You'd think that life-long friendships would bond a group of coal miners rescued after more than a week of being buried alive, but it didn't work out that way for the 18 Nova Scotians whose story Melissa Fay Greene recounts in her new book Last Man Out: The Story of the Springhill Mine Disaster. Surviving nature's violence and overcoming bruised egos were only two of the challenges the men faced as a result of the disaster, which Greene recounts through exhaustive and meticulous research. Remarkably, she is able to reconstruct their 1958 ordeal of being entombed in the world's deepest coal mine, located in Springhill, Nova Scotia, as well as the aftermath of the tragedy, and she caps the story with a wonderfully moving account of the town's remembrances more than four decades later.
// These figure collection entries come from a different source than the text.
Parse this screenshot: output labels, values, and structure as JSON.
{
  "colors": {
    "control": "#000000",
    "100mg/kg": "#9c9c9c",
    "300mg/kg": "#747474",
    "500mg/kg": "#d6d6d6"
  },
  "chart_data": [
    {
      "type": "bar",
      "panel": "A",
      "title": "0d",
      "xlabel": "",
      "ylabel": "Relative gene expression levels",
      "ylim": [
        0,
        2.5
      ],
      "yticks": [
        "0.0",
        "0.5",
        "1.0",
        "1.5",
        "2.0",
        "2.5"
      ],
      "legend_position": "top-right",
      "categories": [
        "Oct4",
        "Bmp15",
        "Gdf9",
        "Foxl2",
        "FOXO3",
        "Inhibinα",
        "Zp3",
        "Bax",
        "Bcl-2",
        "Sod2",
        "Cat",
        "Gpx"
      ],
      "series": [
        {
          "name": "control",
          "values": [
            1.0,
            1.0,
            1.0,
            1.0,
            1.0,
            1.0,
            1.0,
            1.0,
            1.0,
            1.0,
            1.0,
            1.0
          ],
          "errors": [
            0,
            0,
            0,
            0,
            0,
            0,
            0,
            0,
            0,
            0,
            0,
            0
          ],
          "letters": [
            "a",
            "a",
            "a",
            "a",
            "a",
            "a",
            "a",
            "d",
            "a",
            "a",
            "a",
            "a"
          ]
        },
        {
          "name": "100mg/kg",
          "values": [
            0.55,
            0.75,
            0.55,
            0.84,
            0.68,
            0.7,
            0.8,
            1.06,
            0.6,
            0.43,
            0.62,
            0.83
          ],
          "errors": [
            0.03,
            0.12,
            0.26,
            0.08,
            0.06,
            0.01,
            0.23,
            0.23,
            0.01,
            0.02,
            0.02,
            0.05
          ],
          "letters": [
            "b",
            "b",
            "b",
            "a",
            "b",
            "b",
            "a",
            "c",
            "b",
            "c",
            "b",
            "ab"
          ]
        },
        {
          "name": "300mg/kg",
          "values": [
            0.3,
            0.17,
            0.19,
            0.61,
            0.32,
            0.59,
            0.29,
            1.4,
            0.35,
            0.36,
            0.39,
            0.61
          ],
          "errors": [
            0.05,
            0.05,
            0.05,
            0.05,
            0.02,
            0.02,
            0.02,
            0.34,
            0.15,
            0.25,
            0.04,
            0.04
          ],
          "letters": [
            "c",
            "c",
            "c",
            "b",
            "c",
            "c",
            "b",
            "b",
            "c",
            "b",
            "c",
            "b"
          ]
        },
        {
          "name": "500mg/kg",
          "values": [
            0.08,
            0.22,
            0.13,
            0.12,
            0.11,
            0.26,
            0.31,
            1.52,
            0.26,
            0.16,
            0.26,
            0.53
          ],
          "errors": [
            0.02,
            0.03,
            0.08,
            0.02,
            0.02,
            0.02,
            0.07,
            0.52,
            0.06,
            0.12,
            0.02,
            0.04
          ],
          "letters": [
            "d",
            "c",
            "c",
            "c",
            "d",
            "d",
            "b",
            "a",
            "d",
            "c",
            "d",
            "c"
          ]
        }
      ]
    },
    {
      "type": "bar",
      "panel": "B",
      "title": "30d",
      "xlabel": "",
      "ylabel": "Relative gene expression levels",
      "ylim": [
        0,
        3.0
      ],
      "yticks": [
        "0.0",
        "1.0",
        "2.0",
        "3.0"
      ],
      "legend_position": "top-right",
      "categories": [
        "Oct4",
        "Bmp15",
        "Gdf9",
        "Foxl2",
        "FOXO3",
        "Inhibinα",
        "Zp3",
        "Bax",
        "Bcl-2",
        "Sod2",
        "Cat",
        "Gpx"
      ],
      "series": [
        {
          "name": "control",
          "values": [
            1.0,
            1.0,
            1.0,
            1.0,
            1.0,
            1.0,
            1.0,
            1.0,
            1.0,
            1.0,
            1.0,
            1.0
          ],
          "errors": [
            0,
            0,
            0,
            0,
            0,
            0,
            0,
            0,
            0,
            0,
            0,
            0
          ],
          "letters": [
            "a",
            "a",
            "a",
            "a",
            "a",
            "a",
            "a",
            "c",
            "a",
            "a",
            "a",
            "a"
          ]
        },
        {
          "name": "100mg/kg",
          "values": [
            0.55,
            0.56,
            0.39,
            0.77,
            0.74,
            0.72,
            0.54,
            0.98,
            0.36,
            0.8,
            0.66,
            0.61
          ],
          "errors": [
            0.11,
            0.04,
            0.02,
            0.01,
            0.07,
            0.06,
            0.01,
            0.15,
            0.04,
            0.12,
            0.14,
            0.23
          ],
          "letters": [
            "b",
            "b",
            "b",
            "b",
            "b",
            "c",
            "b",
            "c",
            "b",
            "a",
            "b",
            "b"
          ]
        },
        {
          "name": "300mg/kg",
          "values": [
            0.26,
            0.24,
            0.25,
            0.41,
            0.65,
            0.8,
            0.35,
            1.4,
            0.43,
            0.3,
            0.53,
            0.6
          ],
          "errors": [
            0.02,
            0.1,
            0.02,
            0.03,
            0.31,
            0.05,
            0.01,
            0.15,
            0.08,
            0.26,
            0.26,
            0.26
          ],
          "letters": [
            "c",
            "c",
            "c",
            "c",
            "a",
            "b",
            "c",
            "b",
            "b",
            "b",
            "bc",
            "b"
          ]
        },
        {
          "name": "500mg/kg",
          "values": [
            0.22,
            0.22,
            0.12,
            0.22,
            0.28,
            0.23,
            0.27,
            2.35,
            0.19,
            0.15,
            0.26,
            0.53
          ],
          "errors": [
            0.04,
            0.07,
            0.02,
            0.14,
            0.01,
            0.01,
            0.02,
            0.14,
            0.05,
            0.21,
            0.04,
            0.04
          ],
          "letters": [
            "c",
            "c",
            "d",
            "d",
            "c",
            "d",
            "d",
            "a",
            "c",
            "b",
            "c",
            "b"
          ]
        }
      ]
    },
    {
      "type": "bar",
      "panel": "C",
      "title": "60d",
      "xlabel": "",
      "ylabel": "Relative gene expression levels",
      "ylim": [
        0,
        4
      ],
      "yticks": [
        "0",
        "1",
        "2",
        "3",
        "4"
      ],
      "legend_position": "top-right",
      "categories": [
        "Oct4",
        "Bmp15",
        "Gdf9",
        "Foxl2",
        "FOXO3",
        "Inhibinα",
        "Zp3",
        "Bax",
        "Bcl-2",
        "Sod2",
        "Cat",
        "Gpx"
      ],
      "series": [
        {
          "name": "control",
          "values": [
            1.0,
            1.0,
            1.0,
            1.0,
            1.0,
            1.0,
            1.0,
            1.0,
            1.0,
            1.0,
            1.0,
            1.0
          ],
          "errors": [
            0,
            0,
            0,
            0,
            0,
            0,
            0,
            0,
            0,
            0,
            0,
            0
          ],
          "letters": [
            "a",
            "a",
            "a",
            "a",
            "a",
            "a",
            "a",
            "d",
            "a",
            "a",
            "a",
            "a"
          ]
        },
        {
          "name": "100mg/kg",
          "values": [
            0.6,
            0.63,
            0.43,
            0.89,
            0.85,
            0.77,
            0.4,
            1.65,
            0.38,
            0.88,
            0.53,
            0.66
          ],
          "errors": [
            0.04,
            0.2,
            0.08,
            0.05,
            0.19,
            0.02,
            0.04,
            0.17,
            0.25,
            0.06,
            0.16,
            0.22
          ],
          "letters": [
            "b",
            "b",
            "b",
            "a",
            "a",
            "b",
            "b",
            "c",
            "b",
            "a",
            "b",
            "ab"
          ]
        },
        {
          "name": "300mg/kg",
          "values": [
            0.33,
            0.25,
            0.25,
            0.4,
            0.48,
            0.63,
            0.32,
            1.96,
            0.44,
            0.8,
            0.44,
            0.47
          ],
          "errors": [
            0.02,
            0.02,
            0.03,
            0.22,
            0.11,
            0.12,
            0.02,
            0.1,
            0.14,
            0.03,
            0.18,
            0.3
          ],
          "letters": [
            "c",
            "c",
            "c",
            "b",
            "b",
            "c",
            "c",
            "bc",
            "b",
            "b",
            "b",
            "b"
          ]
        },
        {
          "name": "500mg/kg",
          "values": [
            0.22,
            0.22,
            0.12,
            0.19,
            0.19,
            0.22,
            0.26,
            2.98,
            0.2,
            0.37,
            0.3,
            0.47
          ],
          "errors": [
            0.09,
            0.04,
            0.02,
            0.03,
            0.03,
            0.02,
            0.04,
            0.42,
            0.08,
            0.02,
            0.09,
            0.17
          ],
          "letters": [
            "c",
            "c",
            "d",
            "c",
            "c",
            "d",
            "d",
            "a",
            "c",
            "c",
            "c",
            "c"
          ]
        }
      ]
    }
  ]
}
After the underground geological convulsion that claimed 75 lives, Greene finds "deep in the pit, the survivors loved their mothers and wives more tenderly than ever and promised God they'd show the women how much they loved them, if only they could be released from this hole and permitted to walk, once more, up a little blacktop street toward home." Then, using their own words, she records the trapped miners' swings from determination and anger to disgust and fear, and, in some cases, hallucination. However, disaster does not always equal hopelessness, and we also meet the heroes, the miners who buoyed the spirits of their colleagues while the odor of rotting corpses wafted around them. After the rescue, the media, as is their wont, singled out one miner for more attention than the others, sowing resentment and dividing forever the men who once were united in tragedy. We see how they coped or didn't cope with post-trauma stress and how the passing of years has twisted their memories and their families' recollections of the most important event of their lives. This is a superb study of the human condition in extremis. Now we can almost laugh at the conniptions of hapless Georgia officials who seeking to promote segregated Jekyll Island as a resort area invited the miners to vacation there, only to discover that the last man rescued was black.
Greene's previous books, Praying for Sheetrock and The Temple Bombing, were National Book Award finalists. Last Man Out will challenge those readers who tend to prolong the pleasure of a compelling book by rationing the last chapters; they set the book aside after savoring one page and return to it later. This book is sure to break them of that habit. Alan Prince of Deerfield Beach, Florida, is an ex-newsman and college lecturer.